Given their high cost and unpredictable timing, are open borders really “a political winner for the left”? This takes us back to our newly wide-open political debate in which everyone’s fever dreams now get equal time. In any large society there are people who believe that invading and subjugating every country that doesn’t obey us is a great idea, that printing unlimited amounts of paper currency increases national wealth, that secret government spying programs make us “more free,” that workers produce all the value inherent in a given product while capital adds zero value (therefore if we just nationalize all the big companies and fire the capitalists…). It goes on and on, because the fringes of society host a near-infinite number of reasonable-sounding but ultimately crazy ideas.
A decade ago, most such policies were only discussed seriously in Marxism seminars and militia compounds, for good reason: The average non-ideologue can spot their fatal flaws pretty quickly.
But now these ideas’ fans only have to preface them with “in the world’s richest country we ought to be able to…” and the glow of unlimited spendable cash turns ideological sow’s ear into mainstream political silk purse.
So open borders could indeed, for a little while, attract some votes. But not for long because the fatal flaw – millions of immigrants swamping public services – will be both easy to explain and hard to defend in debates.
And if it open borders somehow survive electoral scrutiny and end up being enacted, the resulting chaos will give the policy a very short lifespan – much shorter than, say, Prohibition.
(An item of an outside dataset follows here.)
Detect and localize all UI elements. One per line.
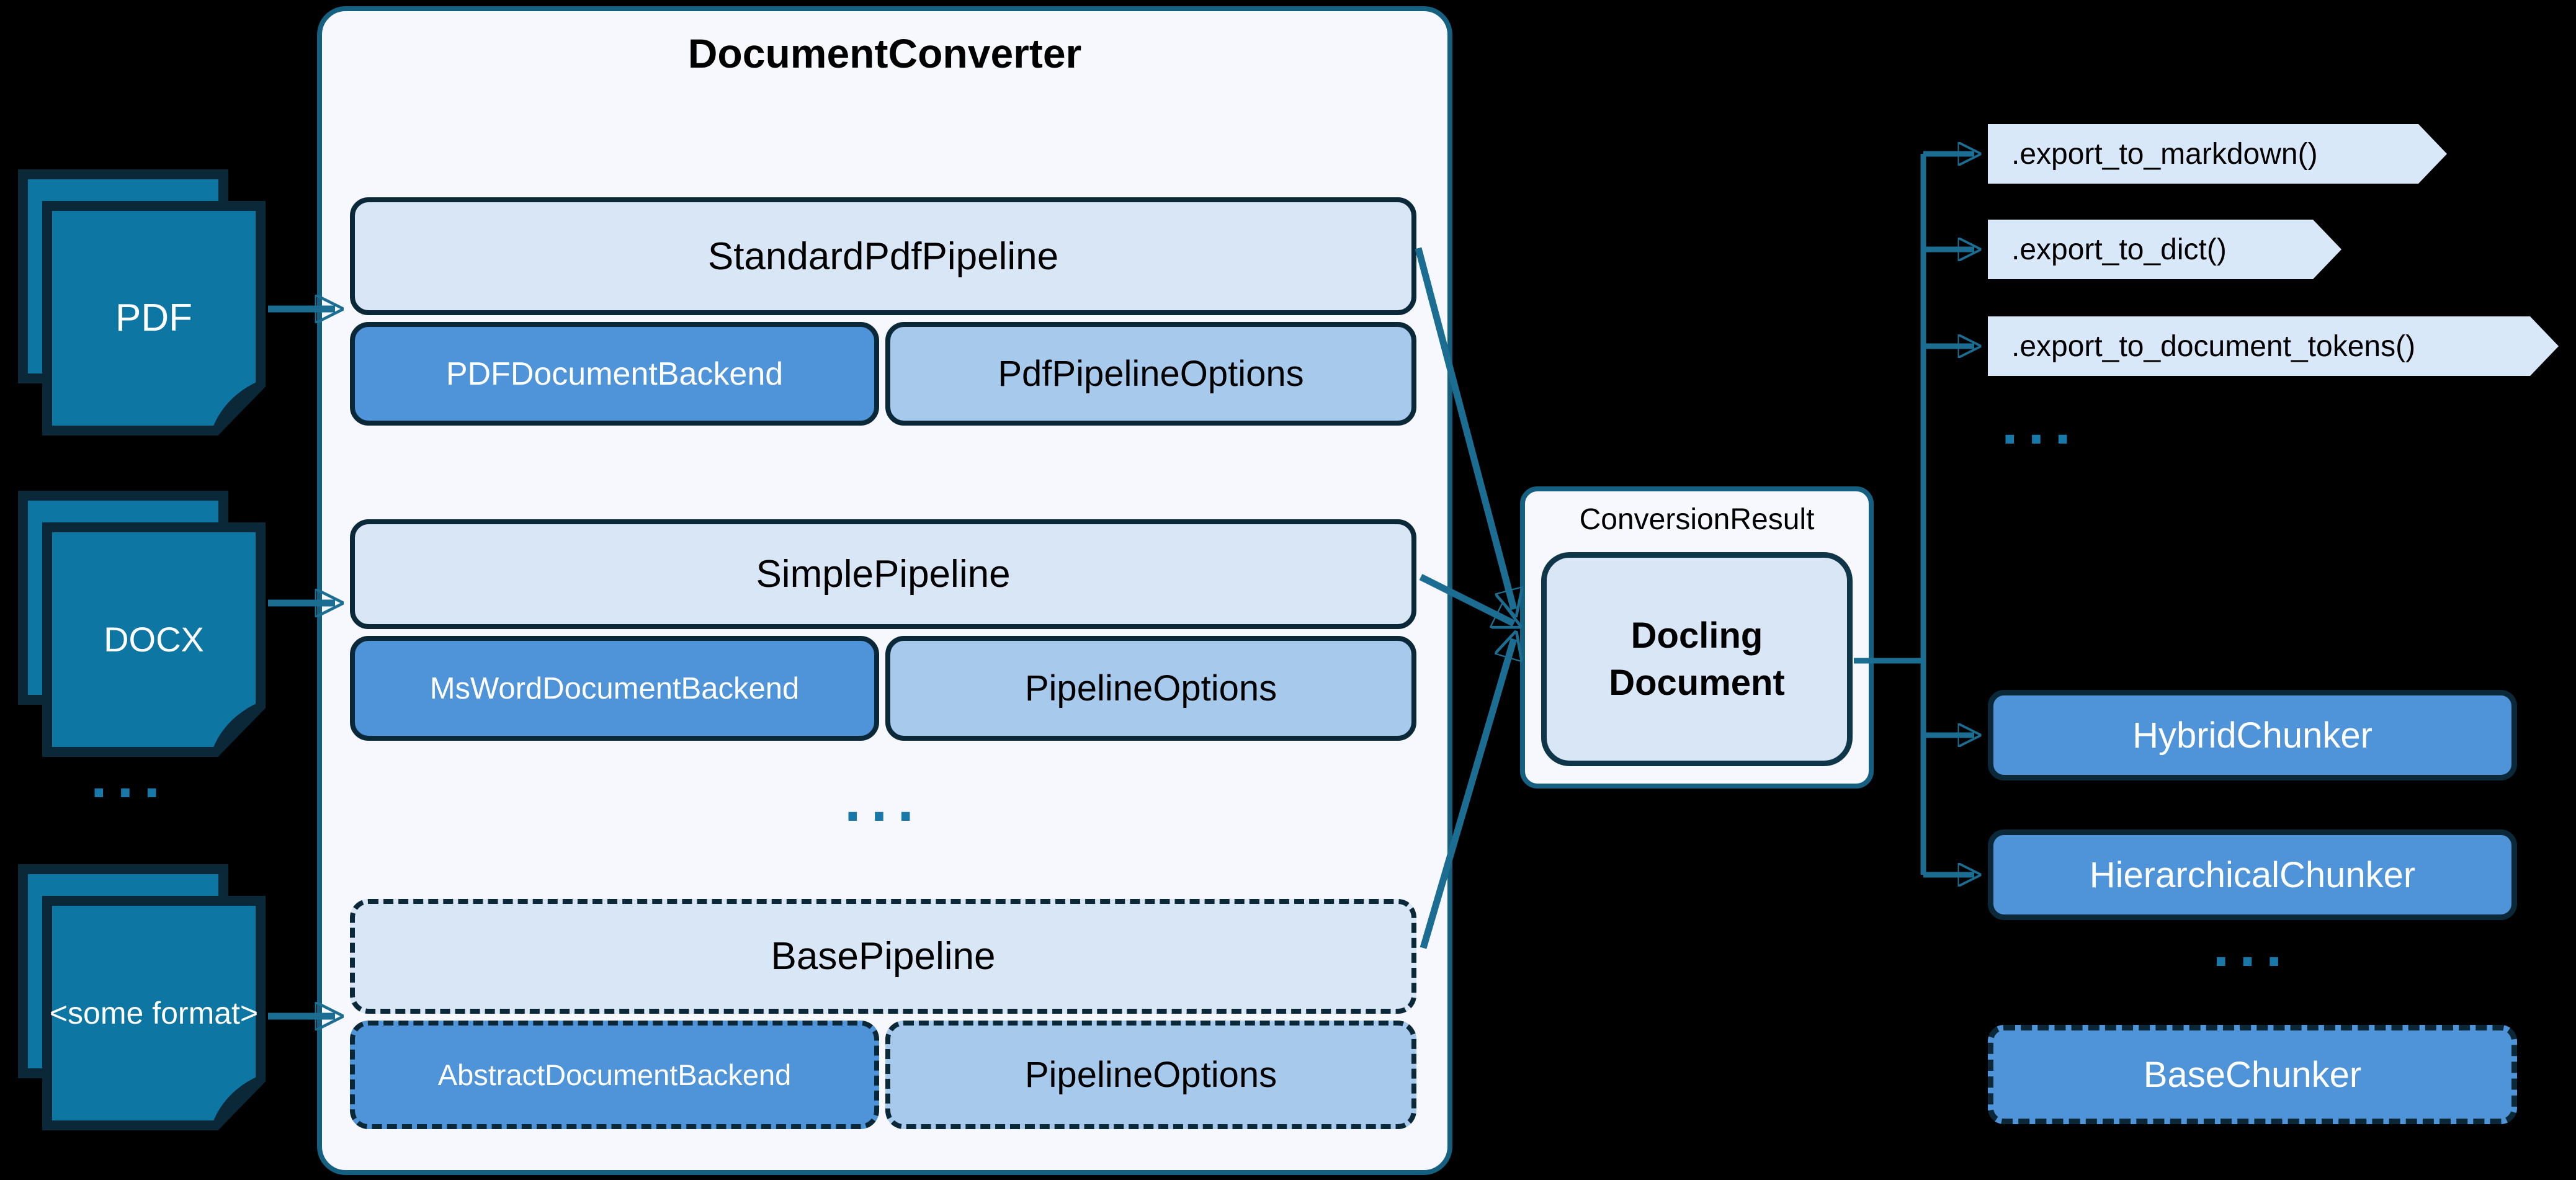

But wait, don’t a lot of libertarians also favor open borders? They do indeed, but with the explicit (maybe even gleeful) understanding that free movement of people from developing to developed world will swamp – and thus end – the latter’s social safety nets, an outcome libertarians like because welfare, Medicaid etc., are not legitimate functions of government. So in this case progressives and libertarians are natural allies only for the first phase of open borders.